This inspection took place on the 5 and the 9 February 2015 and was unannounced.
Cambrian Lodge provides accommodation and personal care for up to 28 older people. Some people living at the home were living with dementia which means their ability to understand and communicate their needs and wishes was limited. Most people were dependent on the staff to meet all of their care needs. At the time of our inspection there were 20 people living at the home.
Cambrian Lodge is large converted villa in a residential area of Portishead. The accommodation is over 4 floors which is accessed via two lifts and a staircases.
A registered manager was in post. A registered manager is a person who has registered with the Care Quality Commission to manage the service.
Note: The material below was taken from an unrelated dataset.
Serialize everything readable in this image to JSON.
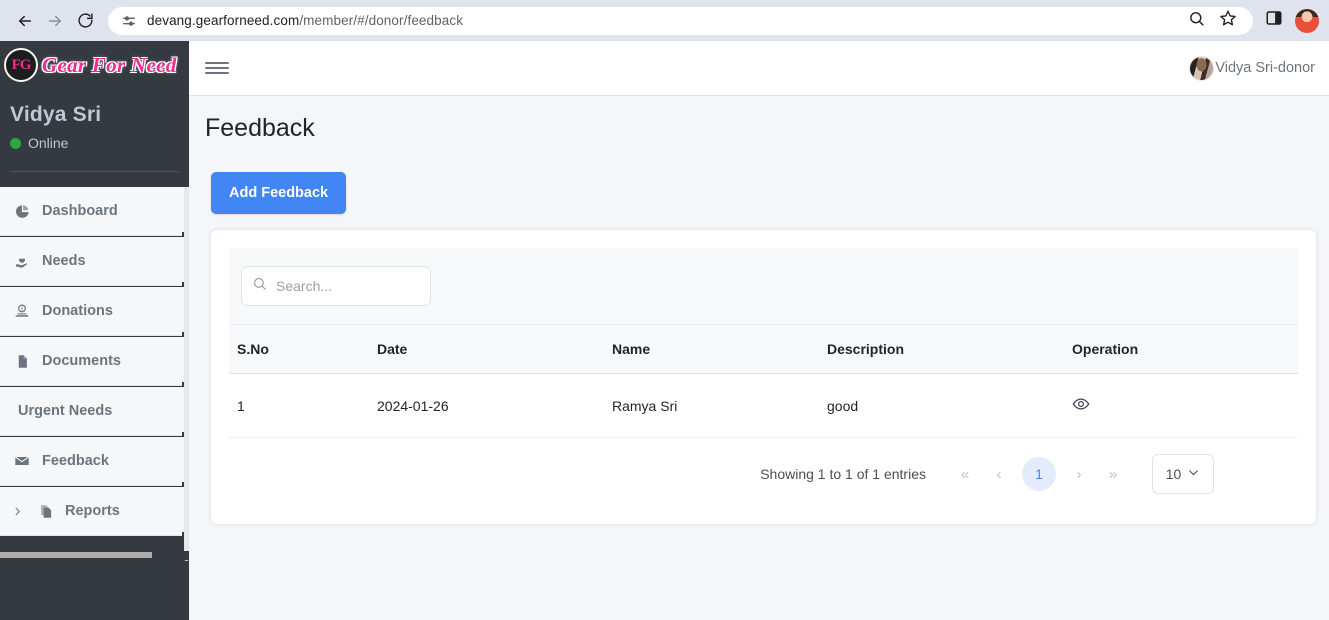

Like registered providers, they are ‘registered persons’. Registered persons have a legal responsibility for meeting the requirements in the Health and Social Care Act 2008 and associated Regulations about how the service is run.
At the last inspection carried out on the 17th and 18th July 2014 we found the provider was not meeting the regulation in relation to consent to care and treatment, care and welfare, infection control, assessment and monitoring the quality of the service and records. Following that inspection the provider sent us an action plan telling us what improvements they were going to make. During this inspection we found that the provider had made positive steps towards achieving their action plan but there were still some areas of concern relating to poor practice in the administration of medicines.
The management of medicines was not always being delivered in a safe manner. This practice on the day of our inspection was putting people at risk of not having medicines as required whilst also having access to medicine that was not intended for their use. We informed the registered manager of this practice.
On this inspection we found staff were undertaking appropriate best practice to manage infection control within the service. Previous areas relating to shortfalls had been actioned. The service at the time of our inspection had failed to undertake a current risk assessment relating to a current infection control procedure. This was sent through immediately after the inspection.
People who required support and assistance at night were receiving appropriate care and support they needed from staff. We found on the day of our inspection there were adequate staffing levels to meet people’s needs. .
Risk assessments were in place and identified where people were at risk of dehydration and malnutrition. The food and fluid charts confirmed what amounts people had consumed these had all been signed.
Care plans identified peoples mobility needs and risk assessments included details of what equipment the person required and how many staff. People and relatives told us they felt people were safe. There were policies and procedures in place which were available for staff. Training had been provided to the staff but on talking to some staff they were unable to clearly give a good account of their knowledge after receiving safeguarding training.
The service had robust recruitment and selection processes in place and we saw appropriate paperwork for all staff.
The home was undertaking when required all assessments in relation to The Mental Capacity Act and Deprivation of Liberty Safeguards. We found not all staff were able to demonstrate clearly their knowledge relating to the Act. It was also hard to establish they were competent and knowledgeable about the training they had undertaken.
The home had a variety of choices relating to meals and people we spoke with were all happy with the meals and choice within the home. We saw there were snacks available throughout the day.
We found that not all people received respectful and positive interactions from staff. People told us staff were kind and considerate but we did not always see this was the case.
Care plans related to most people’s changing needs. But one had not been updated following an incident and a change to their current need. There were a variety of activities and there was a weekly activity programme. People chose to access areas of the home as they wished throughout the day.
We found people felt aware of how to complain and confident that they could do so. We saw that were the service had received complaints that these had been responded to and actions taken.
The home was not undertaking robust quality audits that identified areas of concern in relation to building’s maintenance, health and safety and infection control. Concerns we found have since been addressed. However we require the home to have their own robust quality audits that identify shortfalls and for there to be a plan regarding completion of those shortfalls.
Staff felt well supported by the manager and that there was a open door policy. People and relatives were complimentary about the manager and deputy and said they had a good relationship with them. The service was gaining views from people who received care within Cambrian Lodge but there was only the compliments and complaints box in situ for staff and relatives to use. There was a system for recording incidents and accidents and there was a monthly analysis conducted and a log of what actions had been taken.